Du Pont got the manuscript when a Prentice-Hall salesman, at the behest of his supervisor, dropped off a copy at the Greenwood Book Shop in Wilmington. According to the salesman's sworn statement filed with the court, he was told to make the manuscript drop, which he characterized as "a bit unorthodox," on the basis that it would inspire the store owner to publicize the book. But the owner, who had acquired the shop from a Du Pont family member, gave the manuscript to Brice Bredin, son-in-law of Irenee du Pont Jr., who passed it along to the company public relations department, according to court papers.
When Book-of-the-Month Club's Brown read the book, he decided he didn't like its "tone," and decided to "defer" offering the book to subscribers of the Fortune Book Club, according to depositions filed with the court. Brown called Peter Grenquist, president of Prentice-Hall's trade book division, telling him he was having second thoughts about the book.
After Prentice-Hall was informed of the book club's decision to defer, the publisher made no effort to enforce its contract with Book-of-the-Month Club or to seek money damages, according to court papers.
According to Cavin, he tried to get Prentice-Hall to publicize Du Pont's action as a way to promote the book. But Grenquist demurred, and ordered Cavin and others not to discuss the matter with the author, Zilg. In fact, Zilg did not learn of Du Pont's July 25 phone call until sometime in October, when Cavin ignored his boss and told the author, according to Cavin's statement.
Cavin testified in a deposition that he also went to The New York Times with the story, and in January the newspaper published an account of the Du Pont phone call. The Times was aided by Prentice-Hall's general counsel, William J. Daly, who secretly turned over his file to the reporter.
Court papers also show that Daly protested vigorously to Du Pont. One internal Du Pont memo quotes Daly as telling the company's general counsel that "Du Pont" was "a grand book . . . the best thing since Ida Tarbel took on Standard Oil."
Daly, who was an in-house lawyer for Prentice Hall, died before his employer learned that he was a source of leaks to the press, and Cavin, the editor, was fired by Prentice-Hall for being "unproductive."

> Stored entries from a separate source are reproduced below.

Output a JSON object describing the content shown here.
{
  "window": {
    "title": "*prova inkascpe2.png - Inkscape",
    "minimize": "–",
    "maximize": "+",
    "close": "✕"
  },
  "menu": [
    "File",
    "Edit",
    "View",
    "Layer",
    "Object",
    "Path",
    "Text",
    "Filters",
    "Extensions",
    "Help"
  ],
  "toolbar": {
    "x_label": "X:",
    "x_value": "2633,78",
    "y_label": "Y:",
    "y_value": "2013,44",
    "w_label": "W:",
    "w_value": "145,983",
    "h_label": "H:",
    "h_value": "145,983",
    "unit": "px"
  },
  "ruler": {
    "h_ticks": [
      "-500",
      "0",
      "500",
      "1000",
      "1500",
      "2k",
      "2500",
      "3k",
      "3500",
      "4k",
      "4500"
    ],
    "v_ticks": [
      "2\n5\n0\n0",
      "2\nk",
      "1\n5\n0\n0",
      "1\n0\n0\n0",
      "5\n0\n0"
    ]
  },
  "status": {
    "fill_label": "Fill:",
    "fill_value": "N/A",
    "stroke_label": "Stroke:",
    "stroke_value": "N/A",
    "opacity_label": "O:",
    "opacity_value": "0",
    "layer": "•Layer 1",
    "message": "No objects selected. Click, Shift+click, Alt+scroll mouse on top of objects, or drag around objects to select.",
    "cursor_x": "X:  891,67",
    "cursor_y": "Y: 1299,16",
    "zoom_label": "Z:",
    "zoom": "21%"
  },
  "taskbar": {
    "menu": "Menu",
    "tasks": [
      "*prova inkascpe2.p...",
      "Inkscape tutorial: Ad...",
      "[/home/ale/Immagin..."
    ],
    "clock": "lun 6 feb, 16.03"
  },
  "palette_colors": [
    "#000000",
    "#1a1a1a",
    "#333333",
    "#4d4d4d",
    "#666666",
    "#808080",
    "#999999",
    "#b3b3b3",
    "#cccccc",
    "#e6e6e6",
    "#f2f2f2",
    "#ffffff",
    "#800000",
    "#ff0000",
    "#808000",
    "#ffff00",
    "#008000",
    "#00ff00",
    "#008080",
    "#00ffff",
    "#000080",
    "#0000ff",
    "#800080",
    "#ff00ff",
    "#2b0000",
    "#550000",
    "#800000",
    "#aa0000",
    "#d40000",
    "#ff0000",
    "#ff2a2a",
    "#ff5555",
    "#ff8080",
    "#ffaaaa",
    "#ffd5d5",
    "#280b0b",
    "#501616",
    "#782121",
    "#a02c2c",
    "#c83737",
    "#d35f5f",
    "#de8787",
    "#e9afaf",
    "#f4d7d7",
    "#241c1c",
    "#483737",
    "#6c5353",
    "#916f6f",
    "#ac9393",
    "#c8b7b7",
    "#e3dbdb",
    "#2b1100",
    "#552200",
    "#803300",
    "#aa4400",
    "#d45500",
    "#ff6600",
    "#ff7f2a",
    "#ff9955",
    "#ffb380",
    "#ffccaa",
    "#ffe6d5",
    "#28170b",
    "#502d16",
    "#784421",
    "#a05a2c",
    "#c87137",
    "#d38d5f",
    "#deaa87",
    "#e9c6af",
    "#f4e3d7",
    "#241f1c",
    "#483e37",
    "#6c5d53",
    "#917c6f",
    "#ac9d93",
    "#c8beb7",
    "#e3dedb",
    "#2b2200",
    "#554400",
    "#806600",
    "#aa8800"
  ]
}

Even as Prentice-Hall was cutting the "Du Pont" press run by one-third, the book was getting favorable reviews in major publications. The Los Angeles Times, for example, called it "a vastly readable book and. . . a very important one."
As a result of articles about the controversy, the book did become a best seller in Delaware. But Prentice-Hall chose not to give the affair national exposure, and in fact, slashed its advertising budget for the book even in the face of laudatory reviews, the author contends in his suit.